Linux Foundation has announced through a press release that the Open Ledger Project has a new trademark. It is now officially Hyperledger.
“Digital Asset has donated the trademark for the ‘Hyperledger’ name to the Linux Foundation,” reads part of the press release, “Use of the mark will be managed exclusively by the Governing Board of the Hyperledger Project with the approval of the Linux Foundation.”
Before this happened, Hyperledger was a startup that worked on building blockchains that did not require incentive coins like bitcoin. In June 2015 Digital Assets, another blockchain startup acquired Hyperledger.
Digital Assets was founded by Blythe Masters, a former JPMorgan Chase executive. Just like Hyperledger, Digital Assets has been working on blockchain solutions that mainstream financial institutions can put to use.
Aside from the change of name for the project, Linux Foundation has also announced a list of 30 founding companies of the Hyperledger project. Some of the names in the list include Digital Asset Holding, R3, IBM, Hitachi and JPMorgan.

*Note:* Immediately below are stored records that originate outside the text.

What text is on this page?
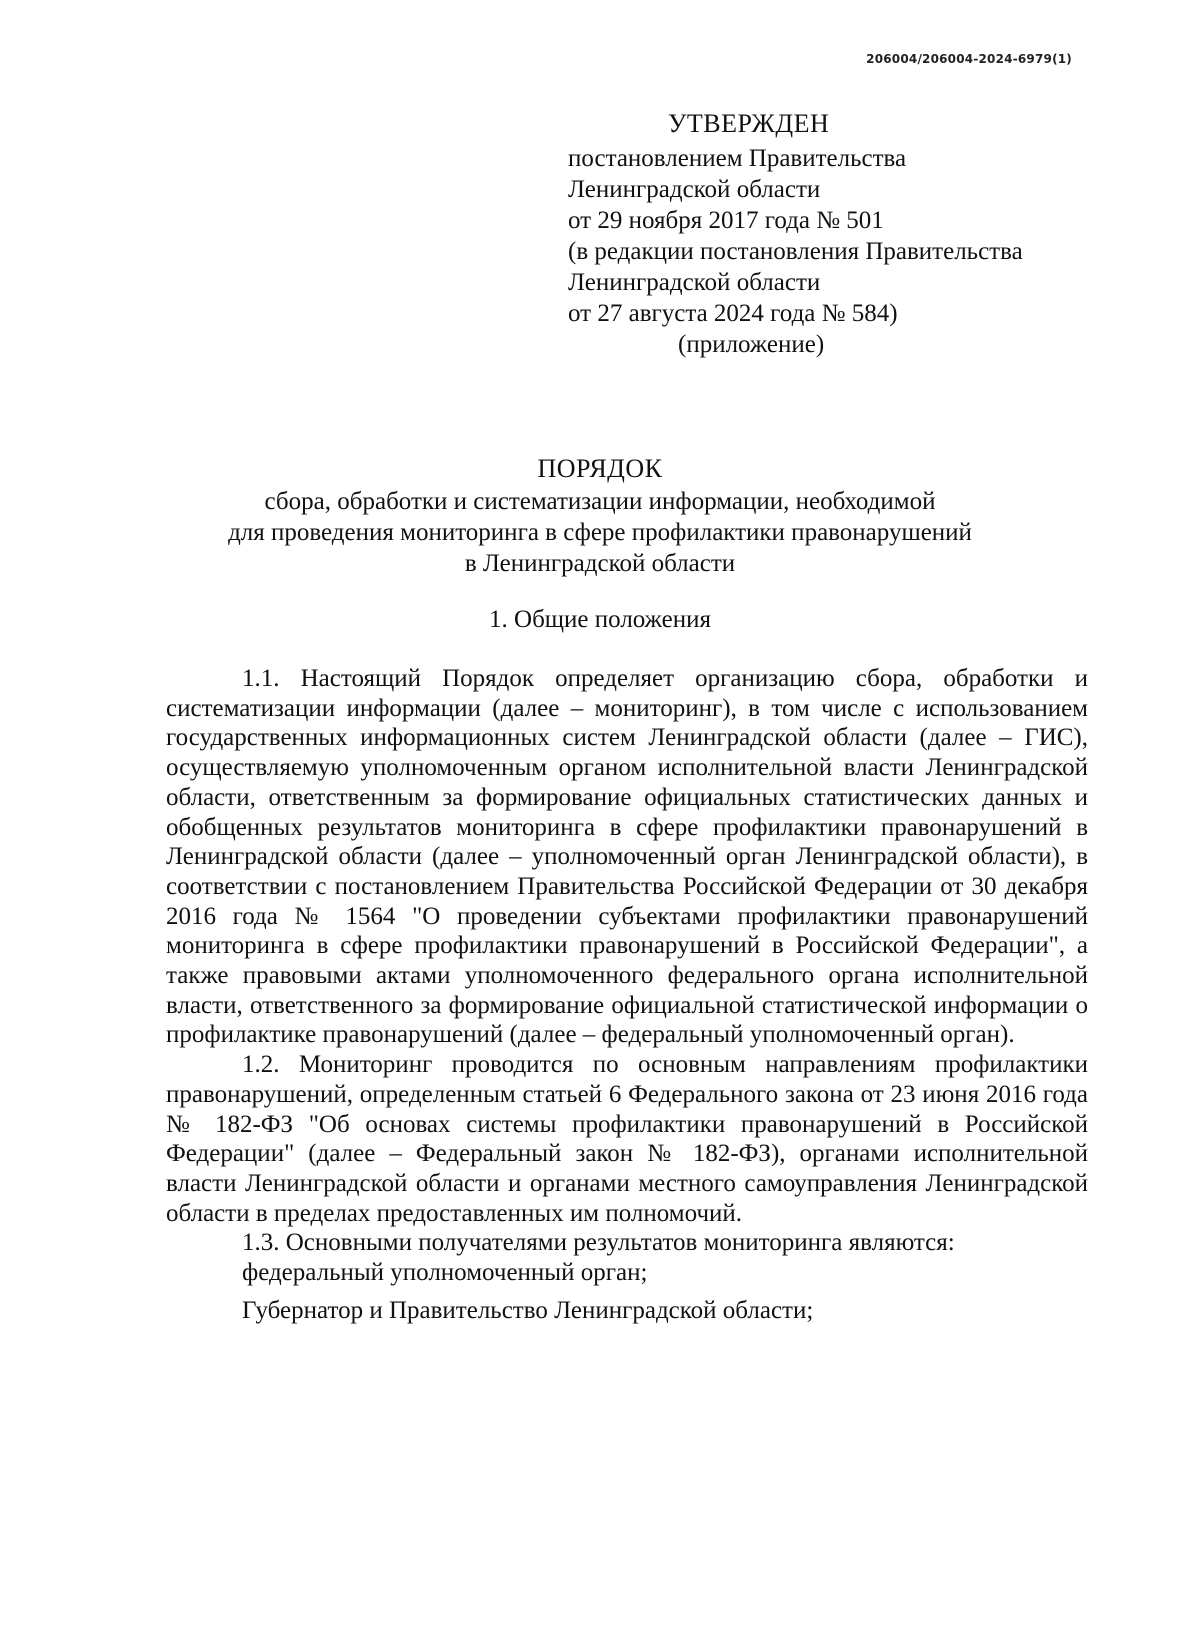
206004/206004-2024-6979(1)
УТВЕРЖДЕН
постановлением Правительства
Ленинградской области
от 29 ноября 2017 года № 501
(в редакции постановления Правительства
Ленинградской области
от 27 августа 2024 года № 584)
(приложение)
ПОРЯДОК
сбора, обработки и систематизации информации, необходимой
для проведения мониторинга в сфере профилактики правонарушений
в Ленинградской области
1. Общие положения

1.1. Настоящий Порядок определяет организацию сбора, обработки и систематизации информации (далее – мониторинг), в том числе с использованием государственных информационных систем Ленинградской области (далее – ГИС), осуществляемую уполномоченным органом исполнительной власти Ленинградской области, ответственным за формирование официальных статистических данных и обобщенных результатов мониторинга в сфере профилактики правонарушений в Ленинградской области (далее – уполномоченный орган Ленинградской области), в соответствии с постановлением Правительства Российской Федерации от 30 декабря 2016 года № 1564 "О проведении субъектами профилактики правонарушений мониторинга в сфере профилактики правонарушений в Российской Федерации", а также правовыми актами уполномоченного федерального органа исполнительной власти, ответственного за формирование официальной статистической информации о профилактике правонарушений (далее – федеральный уполномоченный орган).

1.2. Мониторинг проводится по основным направлениям профилактики правонарушений, определенным статьей 6 Федерального закона от 23 июня 2016 года № 182-ФЗ "Об основах системы профилактики правонарушений в Российской Федерации" (далее – Федеральный закон № 182-ФЗ), органами исполнительной власти Ленинградской области и органами местного самоуправления Ленинградской области в пределах предоставленных им полномочий.

1.3. Основными получателями результатов мониторинга являются:

федеральный уполномоченный орган;

Губернатор и Правительство Ленинградской области;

The project was unveiled last year as an open source blockchain project. There is a lot of anticipation amongst the major financial institutions and technology companies that the experience Linux Foundation has in building open source projects will play a significant role in delivering a superior blockchain to the one Bitcoin runs on.
Public or private
As a matter of fact, at The Block Chain Conference in San Francisco, IBM’s Global Blockchain Offering Director John Wolpert disclosed that about 2,300 companies have requested to be part of the project.
On the other hand, however, there are many, especially within the Bitcoin community who believe the permissionless blockchain, like the one on which Bitcoin is built, is superior to the private Blockchain that is being fronted by major financial institutions.